I usually teach both at the undergraduate and graduate levels, alternating between the courses. Right now, I have about 10 Ph.D. students and a few undergraduate students. Usually I am involved with undergraduate students through their CIT honors thesis research projects. Some have won undergraduate research awards sponsored by industry.
In what ways do you work with the Carnegie Mellon|Portugal program?
I coordinate ICTI research projects in the Information Processing and Networking area. I also teach a graduate networking course to the students in Portugal via a real-time video conferencing system. This summer, I worked with four students from the MSIT and MSIN programs.
What is an interesting thing to know about you?
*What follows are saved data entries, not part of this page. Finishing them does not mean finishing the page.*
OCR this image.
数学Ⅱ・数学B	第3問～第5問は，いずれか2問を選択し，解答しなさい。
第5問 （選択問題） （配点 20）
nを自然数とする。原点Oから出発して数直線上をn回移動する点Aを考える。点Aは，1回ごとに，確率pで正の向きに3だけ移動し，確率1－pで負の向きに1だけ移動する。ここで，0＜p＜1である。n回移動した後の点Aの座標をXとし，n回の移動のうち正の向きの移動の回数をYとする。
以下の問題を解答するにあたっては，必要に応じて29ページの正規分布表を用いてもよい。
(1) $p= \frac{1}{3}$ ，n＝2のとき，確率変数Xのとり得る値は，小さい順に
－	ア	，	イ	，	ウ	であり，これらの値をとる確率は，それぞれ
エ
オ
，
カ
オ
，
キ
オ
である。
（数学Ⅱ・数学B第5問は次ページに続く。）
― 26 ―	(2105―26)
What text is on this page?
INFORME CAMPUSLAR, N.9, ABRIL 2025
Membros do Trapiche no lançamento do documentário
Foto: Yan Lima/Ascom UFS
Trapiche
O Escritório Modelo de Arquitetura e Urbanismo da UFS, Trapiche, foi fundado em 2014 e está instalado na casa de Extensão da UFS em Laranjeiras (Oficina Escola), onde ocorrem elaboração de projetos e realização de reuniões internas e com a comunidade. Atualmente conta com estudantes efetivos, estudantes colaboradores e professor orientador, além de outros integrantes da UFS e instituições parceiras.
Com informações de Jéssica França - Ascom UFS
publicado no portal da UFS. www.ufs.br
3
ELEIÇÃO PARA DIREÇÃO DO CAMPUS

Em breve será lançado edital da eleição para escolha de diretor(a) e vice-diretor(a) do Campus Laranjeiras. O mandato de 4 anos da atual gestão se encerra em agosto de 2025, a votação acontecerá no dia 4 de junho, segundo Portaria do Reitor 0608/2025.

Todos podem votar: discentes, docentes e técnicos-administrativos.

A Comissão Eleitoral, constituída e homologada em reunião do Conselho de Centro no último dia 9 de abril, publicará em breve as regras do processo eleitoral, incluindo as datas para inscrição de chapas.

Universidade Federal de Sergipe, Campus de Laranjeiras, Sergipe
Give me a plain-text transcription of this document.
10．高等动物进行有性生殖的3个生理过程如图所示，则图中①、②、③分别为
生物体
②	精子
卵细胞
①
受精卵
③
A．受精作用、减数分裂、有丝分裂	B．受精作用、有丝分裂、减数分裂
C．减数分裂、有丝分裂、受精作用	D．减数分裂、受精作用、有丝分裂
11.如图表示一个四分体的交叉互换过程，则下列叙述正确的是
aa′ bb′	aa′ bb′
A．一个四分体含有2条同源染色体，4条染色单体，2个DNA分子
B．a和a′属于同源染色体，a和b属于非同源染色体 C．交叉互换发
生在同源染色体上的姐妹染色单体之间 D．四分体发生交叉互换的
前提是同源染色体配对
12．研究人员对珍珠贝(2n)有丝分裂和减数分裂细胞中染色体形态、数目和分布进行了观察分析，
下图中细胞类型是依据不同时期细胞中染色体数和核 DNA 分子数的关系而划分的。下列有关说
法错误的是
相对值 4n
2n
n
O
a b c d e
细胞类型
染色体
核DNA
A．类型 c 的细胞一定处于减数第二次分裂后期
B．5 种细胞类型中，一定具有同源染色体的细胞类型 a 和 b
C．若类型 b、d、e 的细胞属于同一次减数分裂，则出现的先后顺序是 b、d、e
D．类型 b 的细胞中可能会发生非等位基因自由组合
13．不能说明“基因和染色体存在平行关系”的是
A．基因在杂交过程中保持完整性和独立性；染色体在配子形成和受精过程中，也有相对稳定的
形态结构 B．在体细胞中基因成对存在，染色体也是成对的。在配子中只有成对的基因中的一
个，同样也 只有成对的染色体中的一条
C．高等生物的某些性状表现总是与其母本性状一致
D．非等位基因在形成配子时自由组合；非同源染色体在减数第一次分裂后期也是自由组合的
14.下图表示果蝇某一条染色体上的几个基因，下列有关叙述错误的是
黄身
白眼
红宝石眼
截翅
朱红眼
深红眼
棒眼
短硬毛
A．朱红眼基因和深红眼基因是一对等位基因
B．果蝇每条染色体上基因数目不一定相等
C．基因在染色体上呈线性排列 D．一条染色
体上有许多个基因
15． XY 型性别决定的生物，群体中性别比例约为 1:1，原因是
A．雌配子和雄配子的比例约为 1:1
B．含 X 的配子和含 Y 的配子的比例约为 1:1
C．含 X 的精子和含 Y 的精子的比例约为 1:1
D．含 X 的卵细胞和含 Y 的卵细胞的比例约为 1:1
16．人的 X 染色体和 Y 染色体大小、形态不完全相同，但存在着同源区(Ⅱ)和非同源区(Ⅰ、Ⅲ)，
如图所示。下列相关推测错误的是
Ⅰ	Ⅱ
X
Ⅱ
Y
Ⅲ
I am very interested in transferring research to industry. Our work becomes a lot more exciting when one actually sees the impact it has in industry and everyday life. During my leave-of-absence from Carnegie Mellon, I started two start-up companies (Scalable Networks, Inc. and AcceLight Networks, Inc.) in the area of networking and I gained some real-world experiences in network technology and business. It is quite different from what you would learn from only academic environment. It is quite important to bridge academia to industry.